Ils arrivèrent, sans se demander où ils allaient, au bord du marécage, et tout à coup Puypercé s’écria : — Ah ! que voilà une belle grenouille ! Je n’en ai jamais vu de si grosse ! C’est bon à manger, les grenouilles ; il faut que je la tue. — Et comme la grenouille dormait au soleil sans se méfier, il leva sa canne.

— Arrêtez, mon cousin, s’écria Marguerite en lui retenant le bras ; ne faites pas de mal à cette bête, vous me feriez beaucoup de peine.

— Pourquoi donc ? reprit le cousin tout étonné, — et il se tourna vers elle en la regardant d’un air singulier.

Ce regard troubla Marguerite.

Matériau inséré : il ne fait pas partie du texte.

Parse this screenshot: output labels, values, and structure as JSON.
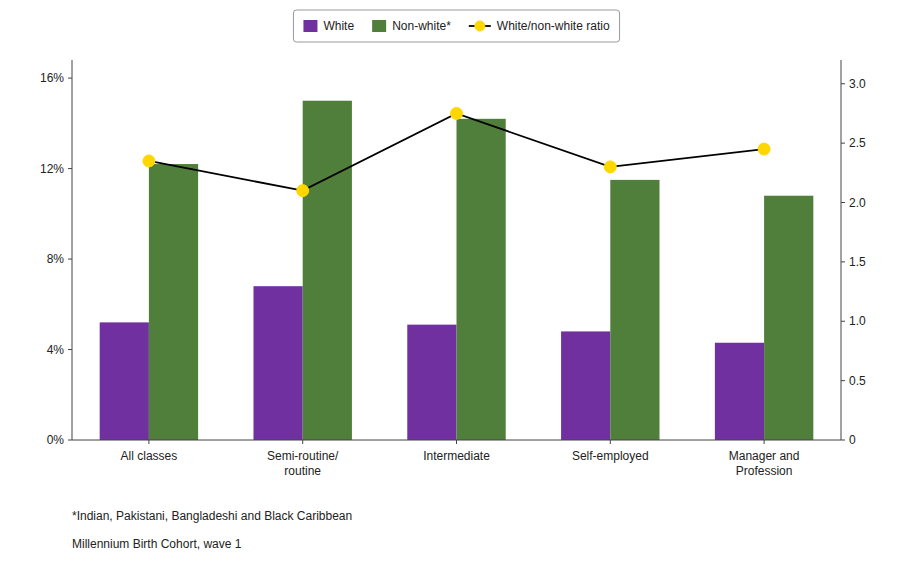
{
  "chart_data": {
    "type": "bar",
    "categories": [
      "All classes",
      "Semi-routine/\nroutine",
      "Intermediate",
      "Self-employed",
      "Manager and\nProfession"
    ],
    "series": [
      {
        "name": "White",
        "color": "#7030A0",
        "values": [
          5.2,
          6.8,
          5.1,
          4.8,
          4.3
        ]
      },
      {
        "name": "Non-white*",
        "color": "#4F7F3A",
        "values": [
          12.2,
          15.0,
          14.2,
          11.5,
          10.8
        ]
      },
      {
        "name": "White/non-white ratio",
        "type": "line",
        "axis": "y2",
        "color": "#FFD700",
        "marker": "circle",
        "values": [
          2.35,
          2.1,
          2.75,
          2.3,
          2.45
        ]
      }
    ],
    "ylim": [
      0,
      16.8
    ],
    "yticks": [
      {
        "value": 0,
        "label": "0%"
      },
      {
        "value": 4,
        "label": "4%"
      },
      {
        "value": 8,
        "label": "8%"
      },
      {
        "value": 12,
        "label": "12%"
      },
      {
        "value": 16,
        "label": "16%"
      }
    ],
    "y2lim": [
      0,
      3.2
    ],
    "y2ticks": [
      0,
      0.5,
      {
        "value": 1,
        "label": "1.0"
      },
      1.5,
      {
        "value": 2,
        "label": "2.0"
      },
      2.5,
      {
        "value": 3,
        "label": "3.0"
      }
    ],
    "annotations": [
      "*Indian, Pakistani, Bangladeshi and Black Caribbean",
      "Millennium Birth Cohort, wave 1"
    ],
    "legend": "top",
    "grid": false
  }
}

Ne sachant ce qu’elle disait et toute frappée du souvenir de la vision qu’elle avait eue en ce lieu, elle poussa doucement la grenouille avec le bout de son ombrelle en lui disant : — Réveillez-vous, madame, et sauvez-vous.

La grenouille plongea au fond de l’eau, et le colonel se tordit de rire. — Qu’est-ce que vous avez donc à vous moquer comme cela ? lui dit Marguerite ; je ne puis souffrir qu’on fasse du mal aux bêtes…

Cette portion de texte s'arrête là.